WHAT’S BEING CLAIMED:
- Exercise should not be taken for granted in old age as it can help in enhancing the immune system and in protecting them against infections.
- Scientists observed 125 long-distance cyclists, including octogenarians, and discovered they had the immune systems of young adults.
- Published in the journal Aging Cell, the research concluded that remaining to be physically active even as we grow old will help us respond better to vaccines, hence, improved protection against infections such as flu.
The research co-author, 82-year-old Prof Norman Lazarus of King’s College London, also took part in the research and said: “If exercise was a pill, everyone would be taking it. It has wide-ranging benefits for the body, the mind, for our muscles and our immune system.”
“The immune system declines by about 2-3% a year from our 20s,” Prof Janet Lord, also a study co-author and director of the Institute of Inflammation and Ageing, at the University of Birmingham, said. “Which is why older people are more susceptible to infections, conditions like rheumatoid arthritis and, potentially, cancer.”
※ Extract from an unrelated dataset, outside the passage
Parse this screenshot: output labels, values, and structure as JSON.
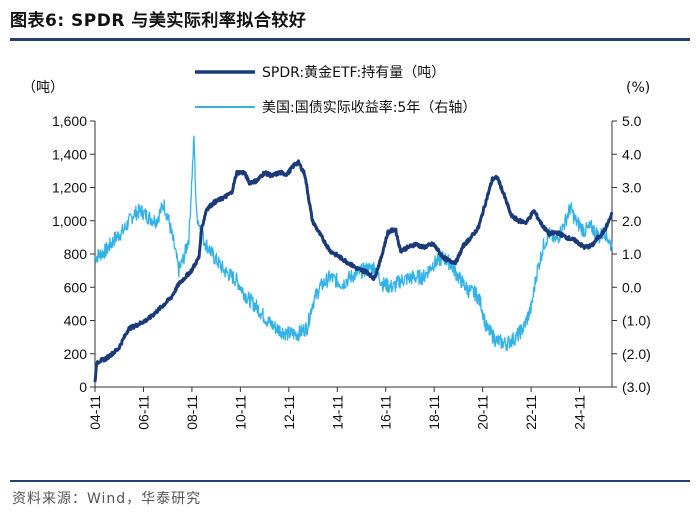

“Because the cyclists have the immune system of a 20-year-old rather than a 70- or 80-year-old, it means they have added protection against all these issues,” she added.
The researchers said that the cyclists were producing the same level of T-cells in the blood as young adults, in contrast to a group of inactive older adults who were producing less.
T-cells are a type of white blood cells produced in the thymus, a gland associated with the immune system and help it combat infections.
Another co-author, Steve Harridge, a professor of physiology at King’s College London, said: “Being sedentary goes against evolution because humans are designed to be physically active. You don’t need to be a competitive athlete to reap the benefits – or be an endurance cyclist – anything which gets you moving and a little bit out of puff will help.”
One of the endurance cyclists, Pam Jones, 79, said: “I do it for my health, because it’s sociable, and because I enjoy the freedom it gives you.”
Brian Matkins, 82, also part of the group, said: “One of the first results I got from the medical study was I was told my body fat was comparable to that of a 19-year-old.”